It’s time for gender diversity to move from being a checklist item in board meeting agendas to becoming being a strategic objective.
According to recent studies, the representation of women across India Inc. has been steadily increasing – the top 100 companies that women chose as most attractive to work for reported a five-percent improvement in the diversity ratios in 2017 vs 2016.
Numbers aside, there is a greater question at play here. Is it correct or wise to represent this as merely a gender parity issue? Or is it a larger issue of workforce diversity that lends better business advantages? The truth is women's participation in business makes great economic sense.
Business acumen and leadership – gender-agnostic traits
As early as 2015, IMF chief Christine Lagarde had predicted that India’s GDP could rise by 27 percent through higher participation of women in the workforce. And with good reason too. A 2012 Harvard study revealed that women at all levels were rated as better overall leaders by peers, bosses, direct reports, and associates, and boost the bottom line with better work environment and culture, team orientation, creativity, innovation and leadership.
It just goes to show that business skills and capabilities are really gender-agnostic. Today, women are represented on the board of every single company that comprises the BSE 100, women have held or are currently holding leadership positions in at least nine banks, five FMCG companies and eight IT/ITeS companies in India. Their success clearly shows that organisations’ ability to leverage the diversity of thinking and execution is what brings powerful value and accrual of results. The objective is, therefore, not just to increase ‘female representation’, through knee-jerk reactions. Corporates need to align long-term organisational goals to ensure diversity and inclusion.
Reiterating this truth is the significant success that women have achieved as entrepreneurs. Despite the obvious under-representation, they have built incredible startups - from e-commerce to financial services.
Needed – a two-way lane of action
According to the Fifth Annual Employment-Unemployment Survey, women constitute a significant ratio of the Indian working age population. Women’s participation in the workforce is thus critical in realising the promise of the nation’s demographic dividend. This needs proactive efforts both from a corporate and policy level, and from women themselves.
Indian women professionals should wrest the initiative, be more willing to ‘lean in’ to their careers, and not wait for a quota-based environment for them to move ahead.
They need to stay relevant and maximise their access to the right jobs.
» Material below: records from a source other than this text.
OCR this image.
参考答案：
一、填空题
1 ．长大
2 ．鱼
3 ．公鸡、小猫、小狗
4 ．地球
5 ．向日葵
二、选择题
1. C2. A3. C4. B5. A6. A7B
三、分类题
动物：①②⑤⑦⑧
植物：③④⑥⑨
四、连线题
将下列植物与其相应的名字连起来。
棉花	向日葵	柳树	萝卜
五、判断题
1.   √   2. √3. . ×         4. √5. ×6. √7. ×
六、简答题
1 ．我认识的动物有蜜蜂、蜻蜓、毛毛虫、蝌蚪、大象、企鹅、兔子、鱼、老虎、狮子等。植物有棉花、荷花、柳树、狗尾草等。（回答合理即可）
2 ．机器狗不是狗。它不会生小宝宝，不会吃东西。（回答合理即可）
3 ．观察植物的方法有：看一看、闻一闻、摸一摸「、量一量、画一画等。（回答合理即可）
Being aware of their professional interests and skills will enable them to identify opportunities that synchronise with their strengths. Keeping themselves abreast of their organisation’s strategic plans and remaining networked for constant updates on their industry will also go a long way. Being assertive to spell out the positive impact they can bring to their roles will earn them respect. Checking in regularly to measure progress will add effectiveness to purpose.
Organisations, too, must step up to remove barriers to progress. They need to know and believe that they are doing it as much for their benefit. Ensuring homogeneity in salaries, better childcare options, accommodating unique aspirations of the millennial women, flexibility in work schedules, a supportive return-to-work policy, and a better work-life balance are important. Bias in performance evaluation and career progression decisions will need to be eliminated and sexual harassment issues must be dealt with sensitivity and speed.
Additionally, high potentials need to be trained and mentored to take on bigger responsibilities with market-driven rewards and recognition. The truth is that such corporate actions are not actually women-biased – they make for best corporate practices. Such mutual measures could go a long way in plugging the leak in the progression pipeline from junior to middle-level positions for women. This, in turn, will improve the numbers in the senior management and executive levels.
Sheryl Sandberg’s famous line, “In the future, there will be no female leaders. There will just be leaders,” is something India Inc should internalise. It’s time for gender diversity to move from being a checklist item in board meeting agendas to becoming a strategic objective.
One that has a clear plan of action that encompasses alignment of the talent ecosystem, recruitment, training, performance management and leadership. This would require a concerted effort from both women and organisations in raising the bar to transform the business environment to a truly gender-agnostic one that respects potential and performance of its workforce.
(Disclaimer: The views and opinions expressed in this article are those of the author and do not necessarily reflect the views of YourStory.)